Jim Kelly has been breeding new varieties of beans for more than 30 years. During a trip to Rwanda 10 years ago with Michigan State University graduate student and Rwandan native Gerardine Mukeshimana, he saw a way he could help farmers there. “I felt that the research that I conduct both in Michigan and elsewhere would be applicable to Rwanda’s farmers,” Kelly said. “I knew that if a funding opportunity arose, I would seek support to conduct research to improve beans in Rwanda and train future plant breeders.”
Kelly is back in Rwanda with Mukeshimana — now a doctoral student — working with local farmers to improve their bean crops. Rwanda has the highest per capita bean consumption in the world, but the country’s bean varieties aren’t drought tolerant or disease resistant. The region needed new varieties with these attributes to help keep production and yield high enough to meet demand and provide economic stability to bean farmers, many of whom are widows from the genocide in Rwanda who are supporting their families.
“Beans are an important part of the agriculture of the country, particularly for women and their families,” Kelly said. “Productivity and quality need to be improved in the changing environment. This project addresses these needs by developing and testing new bean varieties that farmers want to grow and consume.”

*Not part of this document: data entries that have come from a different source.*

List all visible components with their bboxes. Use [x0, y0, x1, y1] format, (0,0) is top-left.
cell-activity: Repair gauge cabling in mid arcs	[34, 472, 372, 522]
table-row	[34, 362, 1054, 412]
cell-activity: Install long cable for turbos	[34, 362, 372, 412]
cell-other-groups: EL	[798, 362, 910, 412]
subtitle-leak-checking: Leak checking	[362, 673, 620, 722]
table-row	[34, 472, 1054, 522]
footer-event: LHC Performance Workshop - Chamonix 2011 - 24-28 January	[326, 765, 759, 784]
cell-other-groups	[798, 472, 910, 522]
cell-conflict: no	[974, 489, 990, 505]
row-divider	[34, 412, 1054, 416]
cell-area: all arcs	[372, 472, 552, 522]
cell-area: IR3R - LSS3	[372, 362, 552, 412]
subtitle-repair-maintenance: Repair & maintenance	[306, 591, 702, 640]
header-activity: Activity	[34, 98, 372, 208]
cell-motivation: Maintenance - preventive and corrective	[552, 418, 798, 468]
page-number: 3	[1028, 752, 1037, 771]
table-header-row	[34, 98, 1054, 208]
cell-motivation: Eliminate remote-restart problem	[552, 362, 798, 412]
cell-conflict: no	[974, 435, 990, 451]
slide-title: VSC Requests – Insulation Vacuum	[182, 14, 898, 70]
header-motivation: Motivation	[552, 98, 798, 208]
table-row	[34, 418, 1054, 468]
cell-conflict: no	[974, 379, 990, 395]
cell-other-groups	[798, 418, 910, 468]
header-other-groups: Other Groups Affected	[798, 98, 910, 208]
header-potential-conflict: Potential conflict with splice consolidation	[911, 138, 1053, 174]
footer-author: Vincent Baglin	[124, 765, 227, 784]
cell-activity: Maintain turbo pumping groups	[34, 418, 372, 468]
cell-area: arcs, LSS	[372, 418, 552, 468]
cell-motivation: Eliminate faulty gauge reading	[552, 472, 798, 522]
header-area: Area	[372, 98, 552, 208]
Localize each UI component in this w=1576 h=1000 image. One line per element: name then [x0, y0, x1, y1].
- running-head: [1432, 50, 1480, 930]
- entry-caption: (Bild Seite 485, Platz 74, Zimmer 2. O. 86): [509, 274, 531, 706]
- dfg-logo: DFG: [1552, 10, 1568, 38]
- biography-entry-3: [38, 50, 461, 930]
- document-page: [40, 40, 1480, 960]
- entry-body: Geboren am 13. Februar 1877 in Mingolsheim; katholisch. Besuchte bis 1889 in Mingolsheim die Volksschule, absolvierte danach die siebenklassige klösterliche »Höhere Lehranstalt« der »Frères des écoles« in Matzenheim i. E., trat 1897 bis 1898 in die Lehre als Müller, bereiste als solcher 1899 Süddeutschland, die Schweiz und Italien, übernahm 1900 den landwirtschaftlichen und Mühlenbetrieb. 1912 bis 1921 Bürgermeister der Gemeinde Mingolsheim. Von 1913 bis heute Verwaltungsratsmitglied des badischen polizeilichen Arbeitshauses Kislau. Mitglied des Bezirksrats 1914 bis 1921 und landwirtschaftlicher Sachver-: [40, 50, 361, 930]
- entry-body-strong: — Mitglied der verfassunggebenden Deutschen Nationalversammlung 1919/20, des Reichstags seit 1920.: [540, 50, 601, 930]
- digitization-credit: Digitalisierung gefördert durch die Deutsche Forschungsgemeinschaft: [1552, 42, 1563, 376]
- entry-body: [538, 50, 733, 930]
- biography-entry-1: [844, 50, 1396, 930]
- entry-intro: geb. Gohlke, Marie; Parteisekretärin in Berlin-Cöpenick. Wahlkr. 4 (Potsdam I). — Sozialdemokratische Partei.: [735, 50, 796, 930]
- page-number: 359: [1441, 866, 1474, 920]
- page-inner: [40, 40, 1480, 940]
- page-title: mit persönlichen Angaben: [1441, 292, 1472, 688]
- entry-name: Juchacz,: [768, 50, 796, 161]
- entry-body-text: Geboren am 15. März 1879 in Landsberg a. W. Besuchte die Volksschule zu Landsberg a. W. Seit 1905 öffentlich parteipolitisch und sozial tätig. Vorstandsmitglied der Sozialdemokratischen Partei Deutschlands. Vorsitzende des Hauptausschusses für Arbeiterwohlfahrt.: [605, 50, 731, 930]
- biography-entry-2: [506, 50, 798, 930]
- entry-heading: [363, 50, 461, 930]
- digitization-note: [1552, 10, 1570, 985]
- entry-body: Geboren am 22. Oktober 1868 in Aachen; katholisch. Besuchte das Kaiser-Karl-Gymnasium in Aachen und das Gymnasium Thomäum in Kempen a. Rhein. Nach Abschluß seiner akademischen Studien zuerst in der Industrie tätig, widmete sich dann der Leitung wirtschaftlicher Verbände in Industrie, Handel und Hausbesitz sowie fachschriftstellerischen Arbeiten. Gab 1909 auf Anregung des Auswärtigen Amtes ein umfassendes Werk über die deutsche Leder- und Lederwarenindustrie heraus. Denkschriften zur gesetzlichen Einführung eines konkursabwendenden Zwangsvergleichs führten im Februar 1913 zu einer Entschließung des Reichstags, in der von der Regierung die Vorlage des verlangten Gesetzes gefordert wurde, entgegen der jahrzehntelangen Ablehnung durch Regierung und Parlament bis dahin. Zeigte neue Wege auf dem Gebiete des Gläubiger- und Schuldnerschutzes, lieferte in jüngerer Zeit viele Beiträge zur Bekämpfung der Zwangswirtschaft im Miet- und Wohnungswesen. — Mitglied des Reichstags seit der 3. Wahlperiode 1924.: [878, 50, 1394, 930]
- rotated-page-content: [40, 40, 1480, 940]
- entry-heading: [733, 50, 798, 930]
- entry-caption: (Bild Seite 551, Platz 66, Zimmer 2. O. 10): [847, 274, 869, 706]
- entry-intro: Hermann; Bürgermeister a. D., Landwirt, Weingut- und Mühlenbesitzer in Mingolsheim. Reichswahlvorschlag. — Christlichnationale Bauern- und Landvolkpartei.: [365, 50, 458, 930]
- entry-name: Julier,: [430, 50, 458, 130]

Kelly bred and introduced climbing beans to Rwanda, which have improved yields from a quarter ton per acre to four tons per acre in this country of steep, hilly terrain. In 2012, Kelly released new climbing bean varieties — white, red, and red mottled — suited to high-altitude zones in Rwanda. He also helped produce educational materials to inform farmers about the new varieties and methods for growing the climbing beans.
The bean variety program is funded by the United States Agency for International Development and involves collaboration with colleagues from the Rwanda Agriculture Board. Kelly also has a strong bean breeding program in Ecuador. Because Ecuador’s terrain and environment are similar to Rwanda, he is able to adapt much of that knowledge.
“The ultimate goal of this project is to be able to leave a trained cadre of scientists who will have the ability and interest to continue research to sustain agricultural productivity in Rwanda under changing climatic conditions,” Kelly said. “For me, I want to be able to extend the land-grant mission beyond the borders of Michigan and MSU.”Kelly’s work has been supported for more than 10 years by the Legume Innovation Lab (formerly the Dry Grain Pulses Collaborative Research Support Program, or Pulse CRSP), which received a $24.5 million, four-and-a-half-year extension in February 2013.
The Legume Innovation Lab will focus on increasing the quantity and quality of beans and other grain legumes produced by smallholder farmers while strengthening grain legume value chains and enhancing the nutritional quality of diets among the poor. The lab will work in Feed the Future focus countries in sub-Saharan Africa, Central America and the United States, where grain legumes are important, staple crops for household nutritional security. The Legume Innovation Lab is extending seven projects from its period as the Pulse CRSP, including Kelly’s, and will be announcing a Request for Proposal (RFP) in 2013 for three new projects.